Ambos se trataron de importantes centros de peregrinación durante siglos, aunque fue tras esta unión definitiva cuando ambos enclaves comenzaron a separarse. Durante siglos se aproximaron, paso a paso a través del mar; una vez se tocaron con la punta de sus dedos pedregosos, parecieron huir de vuelta a sus escondites.
Ruptura y abandono
A principios del siglo XV, el islote inglés fue arrebatado a los benedictinos y pasó a ser propiedad de la Abadía de Syon. Tras un devaneo continuo de concesiones - una de ellas como regalo por su fundación al King’s College de Cambridge, aunque apenas duró unos años - y guerras civiles - entre cuyos episodios se encuentra el ya narrado asedio de 23 semanas - pasó a formar parte del patrimonio de los Barones de St Levan. A día de hoy sigue en sus manos.
El misticismo que rodeaba al islote francés terminó por derrotarse ante la avalancha de alquimistas y practicantes de magia que acudían hasta su estrafalaria figura. La criatura pareció cobrar alguna forma terrestre y atacó por donde menos lo esperaban. Defendida por no más que un puñado de monjes, próxima a la ruina, la abadía fue abandonada por los religiosos durante la Revolución Francesa para ser transformada en prisión. Victor Hugó la tildó de “La Bastilla de los mares”. No sería hasta 1863, durante el gobierno de Napoleón III, cuando su faceta penitenciaria llegó a su fin y la isla pasó a convertirse en un centro de peregrinaje cultural para artistas y escritores de todos los colores, función que se mantiene en la actualidad junto con su nombramiento como Patrimonio de la Humanidad y lugar de interés turístico. En torno a 3 millones de personas lo visitan cada año, de los cuales apenas un tercio se interesa por la abadía.
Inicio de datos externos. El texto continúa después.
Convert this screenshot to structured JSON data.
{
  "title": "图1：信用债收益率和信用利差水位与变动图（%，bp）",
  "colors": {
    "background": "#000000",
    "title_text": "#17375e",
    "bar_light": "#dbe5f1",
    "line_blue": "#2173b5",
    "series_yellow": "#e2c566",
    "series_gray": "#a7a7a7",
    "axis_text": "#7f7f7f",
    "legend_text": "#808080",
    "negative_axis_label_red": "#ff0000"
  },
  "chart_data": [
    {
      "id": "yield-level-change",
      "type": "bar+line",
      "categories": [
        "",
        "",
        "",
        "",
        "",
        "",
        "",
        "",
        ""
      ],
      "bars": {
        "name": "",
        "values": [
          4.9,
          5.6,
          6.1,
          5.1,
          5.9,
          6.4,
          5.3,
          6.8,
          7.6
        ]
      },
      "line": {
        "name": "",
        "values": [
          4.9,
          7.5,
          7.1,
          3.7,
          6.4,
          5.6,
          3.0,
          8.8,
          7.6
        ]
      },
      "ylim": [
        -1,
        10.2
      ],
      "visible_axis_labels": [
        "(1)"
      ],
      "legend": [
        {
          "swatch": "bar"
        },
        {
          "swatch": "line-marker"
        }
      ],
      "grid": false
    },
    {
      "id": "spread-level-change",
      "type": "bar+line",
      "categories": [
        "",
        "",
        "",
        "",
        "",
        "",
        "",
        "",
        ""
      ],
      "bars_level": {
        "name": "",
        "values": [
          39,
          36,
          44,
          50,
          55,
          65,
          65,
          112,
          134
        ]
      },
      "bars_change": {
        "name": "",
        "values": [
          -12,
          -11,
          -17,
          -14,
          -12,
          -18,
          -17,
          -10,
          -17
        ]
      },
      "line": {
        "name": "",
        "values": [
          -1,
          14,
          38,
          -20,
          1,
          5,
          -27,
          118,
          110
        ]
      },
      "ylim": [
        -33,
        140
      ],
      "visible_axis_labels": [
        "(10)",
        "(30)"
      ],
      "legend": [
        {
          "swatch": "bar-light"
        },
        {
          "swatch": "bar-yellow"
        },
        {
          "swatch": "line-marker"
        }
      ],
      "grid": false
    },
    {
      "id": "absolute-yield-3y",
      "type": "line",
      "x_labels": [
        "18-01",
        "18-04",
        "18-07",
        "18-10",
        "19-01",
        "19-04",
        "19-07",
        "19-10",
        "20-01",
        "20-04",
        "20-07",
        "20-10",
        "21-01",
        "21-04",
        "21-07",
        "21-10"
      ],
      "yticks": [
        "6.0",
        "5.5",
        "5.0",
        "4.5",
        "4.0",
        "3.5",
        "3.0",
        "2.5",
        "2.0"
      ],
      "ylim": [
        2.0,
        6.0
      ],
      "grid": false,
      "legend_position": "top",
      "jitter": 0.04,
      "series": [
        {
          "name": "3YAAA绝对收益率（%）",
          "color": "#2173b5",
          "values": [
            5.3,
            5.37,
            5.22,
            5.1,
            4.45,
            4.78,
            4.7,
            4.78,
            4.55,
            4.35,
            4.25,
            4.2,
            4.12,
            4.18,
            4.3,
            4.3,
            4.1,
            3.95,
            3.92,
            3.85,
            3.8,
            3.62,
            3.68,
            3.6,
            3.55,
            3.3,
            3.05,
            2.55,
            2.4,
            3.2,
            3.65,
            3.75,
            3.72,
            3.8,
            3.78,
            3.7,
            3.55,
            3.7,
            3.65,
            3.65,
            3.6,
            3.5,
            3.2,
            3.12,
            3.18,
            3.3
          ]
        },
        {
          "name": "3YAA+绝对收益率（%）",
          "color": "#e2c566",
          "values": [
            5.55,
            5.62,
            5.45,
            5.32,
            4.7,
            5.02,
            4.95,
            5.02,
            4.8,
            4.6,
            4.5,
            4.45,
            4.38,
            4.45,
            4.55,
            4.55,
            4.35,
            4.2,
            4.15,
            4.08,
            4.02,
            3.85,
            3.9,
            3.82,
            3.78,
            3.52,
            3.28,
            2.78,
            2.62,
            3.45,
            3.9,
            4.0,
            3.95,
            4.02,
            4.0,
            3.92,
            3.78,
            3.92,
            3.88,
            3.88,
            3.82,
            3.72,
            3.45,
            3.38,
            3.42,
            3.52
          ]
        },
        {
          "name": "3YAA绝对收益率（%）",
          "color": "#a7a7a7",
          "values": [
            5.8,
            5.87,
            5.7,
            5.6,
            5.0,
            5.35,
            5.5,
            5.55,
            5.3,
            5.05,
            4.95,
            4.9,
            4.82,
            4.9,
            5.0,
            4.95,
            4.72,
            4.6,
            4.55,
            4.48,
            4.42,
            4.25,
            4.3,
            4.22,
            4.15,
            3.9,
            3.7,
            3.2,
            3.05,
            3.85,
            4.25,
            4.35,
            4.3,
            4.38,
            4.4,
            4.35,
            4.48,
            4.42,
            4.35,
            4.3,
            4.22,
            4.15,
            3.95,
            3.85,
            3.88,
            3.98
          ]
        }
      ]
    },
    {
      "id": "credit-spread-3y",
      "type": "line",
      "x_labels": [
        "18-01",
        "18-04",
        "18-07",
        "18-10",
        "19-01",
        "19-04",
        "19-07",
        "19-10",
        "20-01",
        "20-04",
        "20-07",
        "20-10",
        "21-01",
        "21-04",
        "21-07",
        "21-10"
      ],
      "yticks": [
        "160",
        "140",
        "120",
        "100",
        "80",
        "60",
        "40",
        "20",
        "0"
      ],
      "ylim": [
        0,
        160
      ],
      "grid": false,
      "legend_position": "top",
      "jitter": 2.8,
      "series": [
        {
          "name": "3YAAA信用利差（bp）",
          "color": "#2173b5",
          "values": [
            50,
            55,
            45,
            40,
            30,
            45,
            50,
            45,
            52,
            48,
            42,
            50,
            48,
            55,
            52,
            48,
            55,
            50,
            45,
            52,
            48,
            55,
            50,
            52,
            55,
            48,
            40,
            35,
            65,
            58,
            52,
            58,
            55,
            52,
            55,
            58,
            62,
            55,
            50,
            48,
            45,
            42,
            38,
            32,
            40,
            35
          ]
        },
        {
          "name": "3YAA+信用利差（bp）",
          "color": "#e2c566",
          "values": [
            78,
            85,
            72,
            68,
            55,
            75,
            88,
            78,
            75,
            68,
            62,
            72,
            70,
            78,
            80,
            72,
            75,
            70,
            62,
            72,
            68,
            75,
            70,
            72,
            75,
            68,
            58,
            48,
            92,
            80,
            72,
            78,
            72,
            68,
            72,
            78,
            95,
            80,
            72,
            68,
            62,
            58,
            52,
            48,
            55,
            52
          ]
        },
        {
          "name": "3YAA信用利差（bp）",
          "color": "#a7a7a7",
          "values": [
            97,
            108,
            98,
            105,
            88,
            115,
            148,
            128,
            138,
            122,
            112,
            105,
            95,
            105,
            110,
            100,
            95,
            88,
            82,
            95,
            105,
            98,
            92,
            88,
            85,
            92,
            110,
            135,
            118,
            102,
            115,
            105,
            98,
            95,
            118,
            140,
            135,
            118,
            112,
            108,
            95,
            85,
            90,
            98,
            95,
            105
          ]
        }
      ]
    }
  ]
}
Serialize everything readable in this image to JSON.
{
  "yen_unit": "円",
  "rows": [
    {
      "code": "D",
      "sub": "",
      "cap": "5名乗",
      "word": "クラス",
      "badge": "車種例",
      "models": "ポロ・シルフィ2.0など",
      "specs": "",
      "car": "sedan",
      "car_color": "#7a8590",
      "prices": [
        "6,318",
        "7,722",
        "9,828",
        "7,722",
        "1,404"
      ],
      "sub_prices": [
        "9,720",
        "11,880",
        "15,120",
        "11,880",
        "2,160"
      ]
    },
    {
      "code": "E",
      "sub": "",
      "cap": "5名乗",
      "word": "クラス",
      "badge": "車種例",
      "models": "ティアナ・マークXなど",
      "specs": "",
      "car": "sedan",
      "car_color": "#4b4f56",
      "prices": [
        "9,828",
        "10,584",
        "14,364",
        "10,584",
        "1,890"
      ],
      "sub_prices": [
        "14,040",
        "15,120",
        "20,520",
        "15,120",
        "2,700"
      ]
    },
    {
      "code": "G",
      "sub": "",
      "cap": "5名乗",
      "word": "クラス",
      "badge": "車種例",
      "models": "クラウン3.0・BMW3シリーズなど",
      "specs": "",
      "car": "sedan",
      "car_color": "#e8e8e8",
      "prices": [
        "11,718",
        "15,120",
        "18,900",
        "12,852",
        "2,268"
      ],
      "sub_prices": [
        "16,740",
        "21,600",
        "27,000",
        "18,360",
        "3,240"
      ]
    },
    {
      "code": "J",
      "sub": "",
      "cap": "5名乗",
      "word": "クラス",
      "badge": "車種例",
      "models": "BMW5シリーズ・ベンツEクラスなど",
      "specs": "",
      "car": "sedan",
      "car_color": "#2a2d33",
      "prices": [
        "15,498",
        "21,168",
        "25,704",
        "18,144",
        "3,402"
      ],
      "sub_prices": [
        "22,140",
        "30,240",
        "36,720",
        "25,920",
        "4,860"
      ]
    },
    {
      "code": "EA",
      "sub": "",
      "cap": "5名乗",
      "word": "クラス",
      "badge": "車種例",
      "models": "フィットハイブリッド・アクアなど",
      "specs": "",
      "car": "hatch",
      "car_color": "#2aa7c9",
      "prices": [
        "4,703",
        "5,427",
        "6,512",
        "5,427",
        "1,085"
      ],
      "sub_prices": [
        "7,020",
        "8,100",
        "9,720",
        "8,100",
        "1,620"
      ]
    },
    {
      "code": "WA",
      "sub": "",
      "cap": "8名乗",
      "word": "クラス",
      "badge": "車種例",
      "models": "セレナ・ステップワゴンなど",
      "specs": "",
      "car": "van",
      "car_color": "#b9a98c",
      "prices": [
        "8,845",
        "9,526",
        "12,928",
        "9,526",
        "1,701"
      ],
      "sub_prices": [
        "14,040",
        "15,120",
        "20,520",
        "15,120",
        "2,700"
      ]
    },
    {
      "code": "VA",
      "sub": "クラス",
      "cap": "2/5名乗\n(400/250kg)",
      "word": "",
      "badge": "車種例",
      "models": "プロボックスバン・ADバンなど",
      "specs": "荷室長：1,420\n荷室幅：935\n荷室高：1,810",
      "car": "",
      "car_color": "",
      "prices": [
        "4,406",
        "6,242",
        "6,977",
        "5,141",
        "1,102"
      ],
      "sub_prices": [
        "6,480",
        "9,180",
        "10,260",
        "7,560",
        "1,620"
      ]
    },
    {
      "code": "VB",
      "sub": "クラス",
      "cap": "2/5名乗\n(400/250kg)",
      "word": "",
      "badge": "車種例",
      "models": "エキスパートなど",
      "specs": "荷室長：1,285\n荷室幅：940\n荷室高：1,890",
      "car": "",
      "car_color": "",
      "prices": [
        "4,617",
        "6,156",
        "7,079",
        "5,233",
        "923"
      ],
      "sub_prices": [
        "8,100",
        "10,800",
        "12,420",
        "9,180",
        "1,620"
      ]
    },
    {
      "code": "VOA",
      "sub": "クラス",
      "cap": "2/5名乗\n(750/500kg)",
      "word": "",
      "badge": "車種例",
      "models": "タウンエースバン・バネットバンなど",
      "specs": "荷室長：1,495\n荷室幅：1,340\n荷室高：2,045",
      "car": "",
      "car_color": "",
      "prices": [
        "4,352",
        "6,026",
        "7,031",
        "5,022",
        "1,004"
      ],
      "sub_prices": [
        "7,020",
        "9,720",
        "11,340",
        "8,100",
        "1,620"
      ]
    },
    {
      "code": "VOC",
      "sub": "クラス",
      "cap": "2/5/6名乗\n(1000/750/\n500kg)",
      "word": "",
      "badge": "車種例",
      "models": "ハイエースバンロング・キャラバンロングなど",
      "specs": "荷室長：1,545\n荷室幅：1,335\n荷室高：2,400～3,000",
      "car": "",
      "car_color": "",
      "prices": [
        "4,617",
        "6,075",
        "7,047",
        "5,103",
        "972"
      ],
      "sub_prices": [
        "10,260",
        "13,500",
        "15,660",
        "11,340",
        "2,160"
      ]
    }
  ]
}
Es curioso. Puede que triste, incluso. Durante siglos se moldearon leyendas fantásticas en torno a ambos islotes, protagonizados por combates encarnizados entre criaturas celestiales, el mar devoró sus alrededores para darle esta forma impresionante, una piedra y otra fueron colocadas con paciencia para levantar las abadías. Reyes de nombre inmortal fraguaron alianzas a través de los hilos que las unían. Guerreros invictos encontraron su perdición en la arena movediza.
Tras consolidarse esta unión que había tardado cuatrocientos años en fraguarse, esculpida con sangre, sudor y piedra, bastaron dos movimientos en el tablero de la Historia para cortar ese hilo de apariencia inquebrantable. En este mundo parece que vivimos ahora. Los hilos se han roto, las historias que nos tejieron se han perdido. De este delicioso entramado apenas queda la apariencia física de ambos islotes, rellenos como un pavo de Navidad con tiendas de recuerdos - ya vendan espadas de madera o armaduras de Juego de Tronos - y flashes de fotografías. No es curioso, es triste. Pero todavía quedará quien se extrañe de por qué la Europa vacía se dirige a su deriva.